Buddhistische Wurzeln in Österreich
Die ersten ernsthaften Kontakte eines Österreichers mit dem Buddhismus liegen irgendwo verborgen im 17. oder 18. Jahrhundert – sie waren geprägt durch die Begegnung eines Jesuitenmissionars mit dem Vajrayana-Buddhismus in den Tiefen der Himalaya-Länder. Weiter schweigt dann die Chronik. Der Bogen schließt sich aber durchaus, wenn man davon ausgeht, dass der Vajrayana-Buddhismus heute die am stärksten verbreitete Form des Buddhismus in Österreich ist. Trotzdem dauerte es bis zum Ende des 19. Jahrhunderts, bis die ersten Belege für einen Buddhismus in Österreich aufscheinen. Dabei handelt es sich um die ersten deutschen Übersetzungen durch Karl Eugen Neumann - dessen Nachlass wird von der ÖBR archiviert - aus dem Palikanon, dem Dreikorb der buddhistischen heiligen Grundtexte: dem „Korb der Lehrreden“, dem „Korb der Ordensdisziplin“ und dem „Korb der höheren Lehren“. Man kann durchaus auch sagen, dass der Buddhismus zu jener Zeit noch mehrheitlich wissenschaftliches Interesse und nicht spirituelles erregt hat. Erst mit dem Ende des Zweiten Weltkrieges kommt es zu der ersten Vorgängerorganisation der heutigen Österreichischen Buddhistischen Religionsgesellschaft (ÖBR).

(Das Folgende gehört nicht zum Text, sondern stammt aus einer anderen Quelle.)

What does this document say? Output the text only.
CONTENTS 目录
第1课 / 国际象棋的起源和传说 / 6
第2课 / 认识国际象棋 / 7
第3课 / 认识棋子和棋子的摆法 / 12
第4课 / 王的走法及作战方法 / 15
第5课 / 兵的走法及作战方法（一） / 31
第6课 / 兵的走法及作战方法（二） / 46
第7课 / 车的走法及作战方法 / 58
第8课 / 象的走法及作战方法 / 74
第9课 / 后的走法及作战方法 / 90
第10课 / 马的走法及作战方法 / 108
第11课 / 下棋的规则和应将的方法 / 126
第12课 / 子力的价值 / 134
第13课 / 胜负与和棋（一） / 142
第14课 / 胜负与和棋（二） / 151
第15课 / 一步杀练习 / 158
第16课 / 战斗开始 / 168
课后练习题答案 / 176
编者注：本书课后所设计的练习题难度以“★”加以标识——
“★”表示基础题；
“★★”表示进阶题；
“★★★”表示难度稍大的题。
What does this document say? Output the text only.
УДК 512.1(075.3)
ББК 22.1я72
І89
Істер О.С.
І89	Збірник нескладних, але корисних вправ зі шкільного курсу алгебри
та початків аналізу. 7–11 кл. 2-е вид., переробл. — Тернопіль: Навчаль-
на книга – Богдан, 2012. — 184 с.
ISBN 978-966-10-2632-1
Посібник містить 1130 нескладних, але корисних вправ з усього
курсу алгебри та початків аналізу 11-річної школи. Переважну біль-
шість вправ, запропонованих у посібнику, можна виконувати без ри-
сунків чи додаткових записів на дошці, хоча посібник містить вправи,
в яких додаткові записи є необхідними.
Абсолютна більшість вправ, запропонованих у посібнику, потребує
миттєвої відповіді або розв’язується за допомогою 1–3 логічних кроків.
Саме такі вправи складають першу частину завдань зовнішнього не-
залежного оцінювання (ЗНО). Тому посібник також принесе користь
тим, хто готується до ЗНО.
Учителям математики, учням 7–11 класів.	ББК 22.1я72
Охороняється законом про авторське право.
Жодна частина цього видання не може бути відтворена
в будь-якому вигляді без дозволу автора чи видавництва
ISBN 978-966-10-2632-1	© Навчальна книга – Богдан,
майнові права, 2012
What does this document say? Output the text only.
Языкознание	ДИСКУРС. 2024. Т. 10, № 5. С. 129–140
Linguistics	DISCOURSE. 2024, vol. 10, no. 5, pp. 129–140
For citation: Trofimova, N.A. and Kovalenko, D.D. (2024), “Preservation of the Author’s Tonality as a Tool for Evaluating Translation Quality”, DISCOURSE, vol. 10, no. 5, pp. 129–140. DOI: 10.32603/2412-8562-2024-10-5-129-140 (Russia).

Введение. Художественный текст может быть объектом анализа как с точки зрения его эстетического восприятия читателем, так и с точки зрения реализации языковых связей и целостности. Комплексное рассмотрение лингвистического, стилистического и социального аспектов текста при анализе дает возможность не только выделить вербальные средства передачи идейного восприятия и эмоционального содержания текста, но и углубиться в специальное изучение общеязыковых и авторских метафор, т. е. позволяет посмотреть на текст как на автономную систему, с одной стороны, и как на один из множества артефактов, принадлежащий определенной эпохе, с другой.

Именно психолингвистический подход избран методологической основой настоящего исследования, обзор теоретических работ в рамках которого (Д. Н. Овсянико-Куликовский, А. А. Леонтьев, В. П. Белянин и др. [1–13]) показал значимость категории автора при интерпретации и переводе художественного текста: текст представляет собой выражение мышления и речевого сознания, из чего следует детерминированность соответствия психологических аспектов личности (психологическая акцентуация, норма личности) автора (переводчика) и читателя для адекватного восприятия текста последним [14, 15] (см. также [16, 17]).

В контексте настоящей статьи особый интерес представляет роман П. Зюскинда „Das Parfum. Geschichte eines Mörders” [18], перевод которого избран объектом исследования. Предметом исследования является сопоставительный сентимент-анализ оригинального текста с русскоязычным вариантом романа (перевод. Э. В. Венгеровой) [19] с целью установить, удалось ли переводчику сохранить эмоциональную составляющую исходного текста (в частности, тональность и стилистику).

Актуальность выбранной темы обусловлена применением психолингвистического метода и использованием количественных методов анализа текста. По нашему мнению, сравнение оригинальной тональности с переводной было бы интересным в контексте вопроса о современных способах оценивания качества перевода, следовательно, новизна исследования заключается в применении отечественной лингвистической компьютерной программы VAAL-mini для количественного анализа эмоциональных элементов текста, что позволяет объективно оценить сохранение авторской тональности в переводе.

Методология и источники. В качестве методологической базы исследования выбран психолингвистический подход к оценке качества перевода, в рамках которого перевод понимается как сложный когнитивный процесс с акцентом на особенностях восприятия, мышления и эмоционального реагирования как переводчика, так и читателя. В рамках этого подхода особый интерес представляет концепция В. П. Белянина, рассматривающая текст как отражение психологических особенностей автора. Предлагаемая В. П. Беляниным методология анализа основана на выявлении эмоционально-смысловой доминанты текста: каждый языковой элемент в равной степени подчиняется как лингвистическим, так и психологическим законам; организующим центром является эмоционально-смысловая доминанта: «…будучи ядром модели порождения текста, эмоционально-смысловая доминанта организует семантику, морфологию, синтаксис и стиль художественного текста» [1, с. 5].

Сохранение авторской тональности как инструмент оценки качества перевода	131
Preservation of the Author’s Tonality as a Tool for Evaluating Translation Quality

Mitte des vorigen Jahrhunderts beginnt die Rezeption dieser für den Westen neuen und in ihren philosophischen Ansätzen ziemlich fremden Religion. Es ist eine Religion ohne Gottesglauben und ohne Dogmatismus. So sehr das vielleicht auch für Menschen, die in den abrahamitischen Religionen des Westens verwurzelt sind, nicht nur fremd-, sondern auch eigenartig anmuten mag, so sehr sind es gerade diese philosophischen Unterschiede, von denen sich viele von ihren angestammten Glaubensrichtungen Enttäuschte anziehen lassen und die in dieser Religion ihren Weg zu ihrer Befreiung und ihre neue spirituelle Heimat finden.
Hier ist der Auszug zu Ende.